Pitt coach Chryst keeps focus on football field
NEWPORT, R.I. — The question about conference affiliation caught Paul Chryst while he was looking the other way, when he was doing something that can get lost in talk of realignment, billion-dollar television contracts and lawsuits.
With the start of training camp less than a week away, the Pitt football coach was thinking about, of all things, football.
“You are making me nervous here,” he said, laughing, when a reporter asked about preparations involved in moving next year from the Big East to the ACC. “Like I should be planning a lot more.”
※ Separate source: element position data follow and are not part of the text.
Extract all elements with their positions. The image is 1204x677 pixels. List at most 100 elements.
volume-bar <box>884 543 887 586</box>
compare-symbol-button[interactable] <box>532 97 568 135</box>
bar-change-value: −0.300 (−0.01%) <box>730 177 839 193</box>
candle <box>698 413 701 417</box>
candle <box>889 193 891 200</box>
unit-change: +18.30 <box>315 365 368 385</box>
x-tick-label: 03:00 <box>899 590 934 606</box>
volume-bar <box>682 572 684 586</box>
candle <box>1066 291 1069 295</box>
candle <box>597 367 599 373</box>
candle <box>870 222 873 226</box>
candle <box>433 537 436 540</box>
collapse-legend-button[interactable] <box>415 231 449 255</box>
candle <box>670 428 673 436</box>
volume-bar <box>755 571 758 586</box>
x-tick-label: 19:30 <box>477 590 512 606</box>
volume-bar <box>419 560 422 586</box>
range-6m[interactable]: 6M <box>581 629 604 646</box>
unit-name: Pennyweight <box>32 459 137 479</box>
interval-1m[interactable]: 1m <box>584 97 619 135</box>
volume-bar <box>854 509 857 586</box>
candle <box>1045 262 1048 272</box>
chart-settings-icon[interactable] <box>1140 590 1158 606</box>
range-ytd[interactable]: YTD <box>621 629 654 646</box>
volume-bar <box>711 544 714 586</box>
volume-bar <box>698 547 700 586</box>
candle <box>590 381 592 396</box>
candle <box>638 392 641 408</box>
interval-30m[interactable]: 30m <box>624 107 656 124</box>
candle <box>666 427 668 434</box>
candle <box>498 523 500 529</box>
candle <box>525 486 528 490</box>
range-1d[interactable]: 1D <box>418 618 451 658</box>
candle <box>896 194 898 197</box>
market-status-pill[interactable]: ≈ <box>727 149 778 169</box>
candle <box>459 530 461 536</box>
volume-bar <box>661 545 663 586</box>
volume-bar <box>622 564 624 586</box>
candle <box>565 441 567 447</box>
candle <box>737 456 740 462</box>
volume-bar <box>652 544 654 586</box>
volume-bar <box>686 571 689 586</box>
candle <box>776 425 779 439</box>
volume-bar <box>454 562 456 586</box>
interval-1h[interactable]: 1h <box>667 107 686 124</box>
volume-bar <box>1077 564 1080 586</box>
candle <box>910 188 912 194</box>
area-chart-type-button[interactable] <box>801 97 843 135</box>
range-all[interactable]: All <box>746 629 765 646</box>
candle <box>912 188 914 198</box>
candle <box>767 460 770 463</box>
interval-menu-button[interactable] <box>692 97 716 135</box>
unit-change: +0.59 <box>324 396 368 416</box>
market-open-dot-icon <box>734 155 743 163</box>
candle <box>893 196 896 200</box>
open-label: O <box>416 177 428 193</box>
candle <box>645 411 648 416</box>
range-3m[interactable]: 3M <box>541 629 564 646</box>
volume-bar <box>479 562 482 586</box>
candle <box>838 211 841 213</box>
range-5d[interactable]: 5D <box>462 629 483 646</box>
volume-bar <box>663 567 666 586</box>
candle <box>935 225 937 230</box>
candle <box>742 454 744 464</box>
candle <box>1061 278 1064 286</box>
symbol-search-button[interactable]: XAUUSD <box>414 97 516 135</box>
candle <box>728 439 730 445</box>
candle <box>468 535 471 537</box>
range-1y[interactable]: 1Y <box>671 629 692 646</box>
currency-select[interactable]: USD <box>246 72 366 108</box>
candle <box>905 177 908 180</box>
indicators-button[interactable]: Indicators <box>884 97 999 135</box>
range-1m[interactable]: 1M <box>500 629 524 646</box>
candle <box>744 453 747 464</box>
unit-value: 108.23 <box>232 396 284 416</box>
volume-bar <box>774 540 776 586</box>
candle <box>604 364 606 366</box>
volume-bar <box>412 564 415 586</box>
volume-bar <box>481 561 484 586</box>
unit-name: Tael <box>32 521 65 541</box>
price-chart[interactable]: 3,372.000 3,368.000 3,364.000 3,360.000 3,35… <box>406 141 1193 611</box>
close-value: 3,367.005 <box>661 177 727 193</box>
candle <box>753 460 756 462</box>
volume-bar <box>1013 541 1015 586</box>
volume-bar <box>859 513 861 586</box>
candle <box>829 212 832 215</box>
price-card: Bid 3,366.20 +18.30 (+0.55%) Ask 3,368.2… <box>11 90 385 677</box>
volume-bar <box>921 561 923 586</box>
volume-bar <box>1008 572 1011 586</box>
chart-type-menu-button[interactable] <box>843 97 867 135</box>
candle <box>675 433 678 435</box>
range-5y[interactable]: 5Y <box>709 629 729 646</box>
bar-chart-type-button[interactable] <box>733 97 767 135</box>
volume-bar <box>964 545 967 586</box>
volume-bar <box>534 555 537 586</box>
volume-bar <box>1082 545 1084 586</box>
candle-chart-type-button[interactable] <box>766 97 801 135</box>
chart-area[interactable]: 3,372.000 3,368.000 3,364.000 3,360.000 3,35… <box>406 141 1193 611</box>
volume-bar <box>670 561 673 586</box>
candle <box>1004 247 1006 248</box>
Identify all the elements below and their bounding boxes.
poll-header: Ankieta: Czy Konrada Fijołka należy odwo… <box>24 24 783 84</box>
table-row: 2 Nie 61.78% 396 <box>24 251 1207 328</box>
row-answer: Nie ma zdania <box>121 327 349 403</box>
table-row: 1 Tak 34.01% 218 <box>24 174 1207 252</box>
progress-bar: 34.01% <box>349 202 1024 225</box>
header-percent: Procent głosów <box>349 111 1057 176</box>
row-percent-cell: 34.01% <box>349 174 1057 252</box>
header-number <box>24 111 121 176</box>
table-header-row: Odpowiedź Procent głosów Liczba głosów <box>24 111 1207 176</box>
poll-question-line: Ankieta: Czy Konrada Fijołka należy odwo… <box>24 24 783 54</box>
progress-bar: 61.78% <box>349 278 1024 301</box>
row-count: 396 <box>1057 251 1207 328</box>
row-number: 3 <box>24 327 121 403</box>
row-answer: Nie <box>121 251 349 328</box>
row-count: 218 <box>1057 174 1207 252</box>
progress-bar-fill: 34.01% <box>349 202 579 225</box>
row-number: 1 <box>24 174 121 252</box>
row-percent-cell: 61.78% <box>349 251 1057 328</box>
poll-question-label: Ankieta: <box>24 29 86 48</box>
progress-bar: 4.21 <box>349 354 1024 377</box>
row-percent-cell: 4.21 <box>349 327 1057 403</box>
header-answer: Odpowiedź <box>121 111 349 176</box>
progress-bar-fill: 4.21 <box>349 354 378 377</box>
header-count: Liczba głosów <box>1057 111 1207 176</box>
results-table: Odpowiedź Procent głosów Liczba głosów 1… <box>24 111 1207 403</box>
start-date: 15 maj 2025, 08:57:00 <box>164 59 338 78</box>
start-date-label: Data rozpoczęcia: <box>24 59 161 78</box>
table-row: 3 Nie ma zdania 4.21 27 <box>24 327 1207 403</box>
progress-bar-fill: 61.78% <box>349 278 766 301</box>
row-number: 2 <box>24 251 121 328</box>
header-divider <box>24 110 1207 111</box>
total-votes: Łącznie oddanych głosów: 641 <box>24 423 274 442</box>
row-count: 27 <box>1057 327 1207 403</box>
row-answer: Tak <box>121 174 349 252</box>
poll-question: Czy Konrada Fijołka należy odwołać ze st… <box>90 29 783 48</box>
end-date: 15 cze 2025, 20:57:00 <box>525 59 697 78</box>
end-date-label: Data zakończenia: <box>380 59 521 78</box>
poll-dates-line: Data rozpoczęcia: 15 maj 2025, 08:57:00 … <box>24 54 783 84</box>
While interim Big East commissioner Joe Bailey and senior associate commissioner Nick Carparelli prepare for the start of negotiating the next TV contract — with millions of dollars and the conference's longstanding viability at stake — Chryst mulls how long to spend on special teams when practice begins Monday.
“Your world is coaching and recruiting and making sure the guys who are there are growing as people,” Chryst said Tuesday at Big East Media Day. “I think that would apply no matter what conference you're in.”
The Big East stands at a crossroads, ready to welcome six new teams while bidding farewell to Pitt and Syracuse, who will join the ACC for the 2013-14 academic year.
Chryst said he doesn't know the potential impact of joining the ACC, although he admits it has opened doors that might have remained closed.
“Whether that translates into getting guys, we'll see,” he said.
He said his staff will meet this week to discuss recruiting goals one final time before the start of the season. Then it's football and getting ready for the Sept. 1 opener against Youngstown State and the Big East opener five days later at Cincinnati.
Chryst said Pitt might point south a bit more often in chasing players, but the baseline remains the same, no matter the conference.
“I still think it's Western Pennsylvania that has to be home,” he said.
With Boise State and San Diego State joining the Big East next year, the conference will use its wide footprint to sell itself to networks when contract talks open next month, Bailey said.
“We can have a Big East football game on (TV) anytime of the day,” he said.
To that end, representatives from 12 bowls and three networks met with conference officials over the past several days. The Big East is the only one of the six power conferences without a major bowl affiliation, but Carparelli, a candidate to become permanent commissioner, said the Orange Bowl — and a potential matchup with the ACC champion — is not out of the question.
“The Orange Bowl has expressed a desire to have Big East teams in their game when it's appropriate,” he said. “I don't see why that can't happen.”